Ashkum is a village in Ashkum Township, Iroquois County, Illinois, United States. The population was 750 at the 2020 census.

==Origin of name==
Ashkum is said to be named after an Iroquois chief, whose name means "more and more."

==Geography==
U.S. Route 45 passes through the village, leading east then north 21 mi to Kankakee, and south 9 mi to Gilman. Illinois Route 116 leads west from Ashkum 37 mi to Pontiac. Interstate 57 crosses IL-116 at Exit 293 just west of Ashkum; it leads north 18 mi to Kankakee and 78 mi to Chicago, while to the south it leads 57 mi to Champaign.

According to the 2021 census gazetteer files, Ashkum has a total area of 0.84 sqmi, all land.

Immediate neighbors of Ashkum are Danforth (4 mi south), Cullom (16 mi west), and Clifton (4 miles north).

==Demographics==
As of the 2020 census there were 750 people, 330 households, and 224 families residing in the village. The population density was 898.20 PD/sqmi. There were 320 housing units at an average density of 383.23 /sqmi. The racial makeup of the village was 93.47% White, 0.80% African American, 0.13% Native American, 0.27% Asian, 0.00% Pacific Islander, 0.93% from other races, and 4.40% from two or more races. Hispanic or Latino of any race were 2.93% of the population.
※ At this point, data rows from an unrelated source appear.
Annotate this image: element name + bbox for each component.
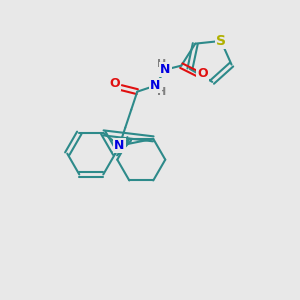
Text: O: O — [109, 77, 120, 90]
Text: N: N — [160, 63, 170, 76]
Text: O: O — [197, 67, 208, 80]
Text: H: H — [157, 59, 166, 69]
Text: N: N — [114, 139, 124, 152]
Text: N: N — [150, 79, 160, 92]
Text: H: H — [157, 87, 166, 97]
Text: S: S — [216, 34, 226, 48]
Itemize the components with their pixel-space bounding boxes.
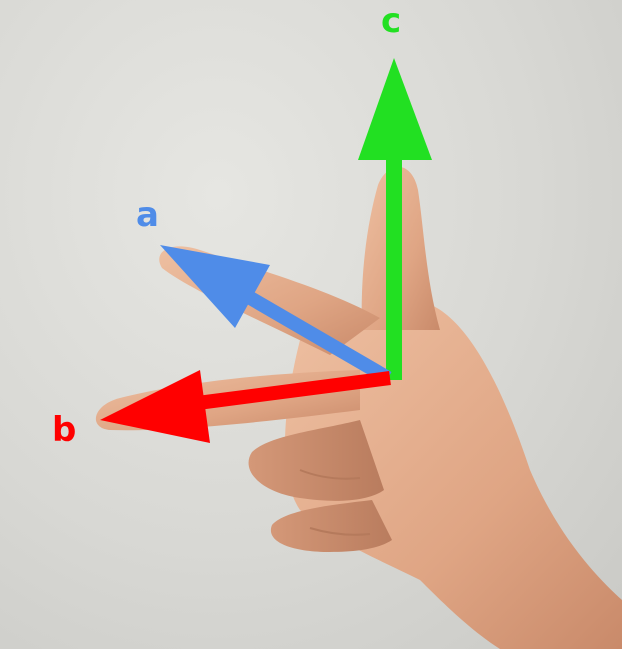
pinky-finger — [270, 500, 392, 552]
ring-finger — [248, 420, 384, 501]
vector-a-arrow — [160, 245, 392, 385]
vector-b-label: b — [52, 410, 77, 450]
vector-c-arrow — [358, 58, 432, 380]
knuckle-crease — [309, 527, 371, 536]
knuckle-crease — [299, 469, 361, 480]
vector-c-label: c — [381, 1, 402, 41]
vector-b-arrow — [100, 370, 391, 443]
vector-a-label: a — [136, 195, 159, 235]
There were 330 households, out of which 33.9% had children under the age of 18 living with them, 48.48% were married couples living together, 9.70% had a female householder with no husband present, and 32.12% were non-families. 26.36% of all households were made up of individuals, and 10.00% had someone living alone who was 65 years of age or older. The average household size was 2.94 and the average family size was 2.44.

The village's age distribution consisted of 25.4% under the age of 18, 7.7% from 18 to 24, 25% from 25 to 44, 26.6% from 45 to 64, and 15.3% who were 65 years of age or older. The median age was 37.6 years. For every 100 females, there were 94.7 males. For every 100 females age 18 and over, there were 107.2 males.

The median income for a household in the village was $55,625, and the median income for a family was $72,059. Males had a median income of $42,763 versus $26,932 for females. The per capita income for the village was $27,572. About 3.6% of families and 8.0% of the population were below the poverty line, including 2.5% of those under age 18 and 15.4% of those age 65 or over.

Historical population
| Census | Pop. | Note | %± |
| 1880 | 245 |  | — |
| 1890 | 300 |  | 22.4% |
| 1900 | 429 |  | 43.0% |
| 1910 | 416 |  | −3.0% |
| 1920 | 375 |  | −9.9% |
| 1930 | 319 |  | −14.9% |
| 1940 | 337 |  | 5.6% |
| 1950 | 420 |  | 24.6% |
| 1960 | 601 |  | 43.1% |
| 1970 | 590 |  | −1.8% |
| 1980 | 735 |  | 24.6% |
| 1990 | 650 |  | −11.6% |
| 2000 | 724 |  | 11.4% |
| 2010 | 761 |  | 5.1% |
| 2020 | 750 |  | −1.4% |
U.S. Decennial Census

==Communications==
Ashkum is one of three municipalities in Iroquois County (along with Chebanse and Clifton) that are served by Comcast's South Suburban Chicago system (which is based out of Homewood and also serves the Kankakee area). This means that for local broadcast channels, Ashkum receives stations from the Chicago area and does not receive any stations from the Champaign–Springfield–Decatur market, which includes Iroquois County.